In particolare, negli anni ‘90, periodo nel quale si colloca la quarta fase del

consumo inteso come fenomeno sociale in continua evoluzione, a causa dei fattori

precedentemente elencati, sorge nei consumatori un sentimento di paura nei confronti

della libertà fino a quel momento considerata in maniera positiva che, a sua volta,

spinge la popolazione ad assumere un atteggiamento pacato e misurato nei riguardi delle

merci e dei beni di consumo.

Nello specifico, dal punto di vista della dinamica del consumo, si assiste

all’affermarsi di un approccio personale – quindi improntato sulla cura del sé –, ben

diverso da quello individualistico, tipico del decennio precedente; i tempi del consumo

diventano riflessivi e consapevoli nella misura in cui il soggetto antepone la riflessione

circa l’effettiva utilità dell’acquisto all’acquisto stesso, discostandosi alquanto dalla

spinta impulsiva tipica degli anni ‘80. Alla base di siffatta configurazione, si colloca la

volontà del consumatore di generare valore attraverso l’acquisto, instaurando un

rapporto affettivo con le merci che, per la valenza così assunta, conferiscono al

consumatore elementi per la costruzione della sua specifica identità.

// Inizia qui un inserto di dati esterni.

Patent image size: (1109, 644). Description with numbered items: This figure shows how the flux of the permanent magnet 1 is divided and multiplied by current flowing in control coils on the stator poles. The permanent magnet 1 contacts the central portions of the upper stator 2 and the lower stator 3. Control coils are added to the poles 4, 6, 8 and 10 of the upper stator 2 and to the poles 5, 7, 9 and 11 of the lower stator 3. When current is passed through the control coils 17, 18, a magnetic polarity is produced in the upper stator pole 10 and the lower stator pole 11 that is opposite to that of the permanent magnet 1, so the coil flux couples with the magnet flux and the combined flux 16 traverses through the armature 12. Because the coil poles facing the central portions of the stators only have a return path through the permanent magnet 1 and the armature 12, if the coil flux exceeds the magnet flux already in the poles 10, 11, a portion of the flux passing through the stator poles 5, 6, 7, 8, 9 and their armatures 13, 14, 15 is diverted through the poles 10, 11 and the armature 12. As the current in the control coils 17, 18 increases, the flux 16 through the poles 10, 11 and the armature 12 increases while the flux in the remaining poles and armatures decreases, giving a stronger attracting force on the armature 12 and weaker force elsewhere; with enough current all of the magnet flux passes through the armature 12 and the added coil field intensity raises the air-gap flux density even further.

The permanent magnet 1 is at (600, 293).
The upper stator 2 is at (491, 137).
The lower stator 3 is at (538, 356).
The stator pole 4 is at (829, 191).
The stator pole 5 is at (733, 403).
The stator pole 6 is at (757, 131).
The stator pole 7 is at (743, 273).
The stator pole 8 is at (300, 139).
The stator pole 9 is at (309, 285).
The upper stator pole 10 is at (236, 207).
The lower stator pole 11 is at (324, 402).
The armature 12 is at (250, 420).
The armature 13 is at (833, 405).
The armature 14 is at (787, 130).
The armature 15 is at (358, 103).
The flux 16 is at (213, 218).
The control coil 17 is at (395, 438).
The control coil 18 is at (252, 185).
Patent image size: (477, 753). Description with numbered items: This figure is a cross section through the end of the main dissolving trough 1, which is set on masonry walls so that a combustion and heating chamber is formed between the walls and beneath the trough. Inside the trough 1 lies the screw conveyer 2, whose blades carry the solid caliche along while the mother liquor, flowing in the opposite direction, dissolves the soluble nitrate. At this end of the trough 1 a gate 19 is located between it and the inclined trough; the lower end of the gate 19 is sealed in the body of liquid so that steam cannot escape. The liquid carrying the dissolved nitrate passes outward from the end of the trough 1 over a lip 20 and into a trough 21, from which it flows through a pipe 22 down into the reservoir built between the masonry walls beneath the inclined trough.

Dal punto di vista della segmentazione, si assiste al passaggio dagli stili di vita

agli stili di pensiero, con il relativo abbandono delle variabili socio-demografiche: le

merci vengono valutate non solo per la loro funzionalità, ma anche in relazione ad

ulteriori capacità d’accrescimento del proprio benessere interiore, nonché per altri valori

di tipo etico-comportamentali. La società, dunque, tende ad assumere comportamenti di

consumo consapevoli ed eticamente fondati, pretendendo dalle aziende responsabilità e

giudizio nei riguardi dell’ambiente e della stessa platea dei consumatori.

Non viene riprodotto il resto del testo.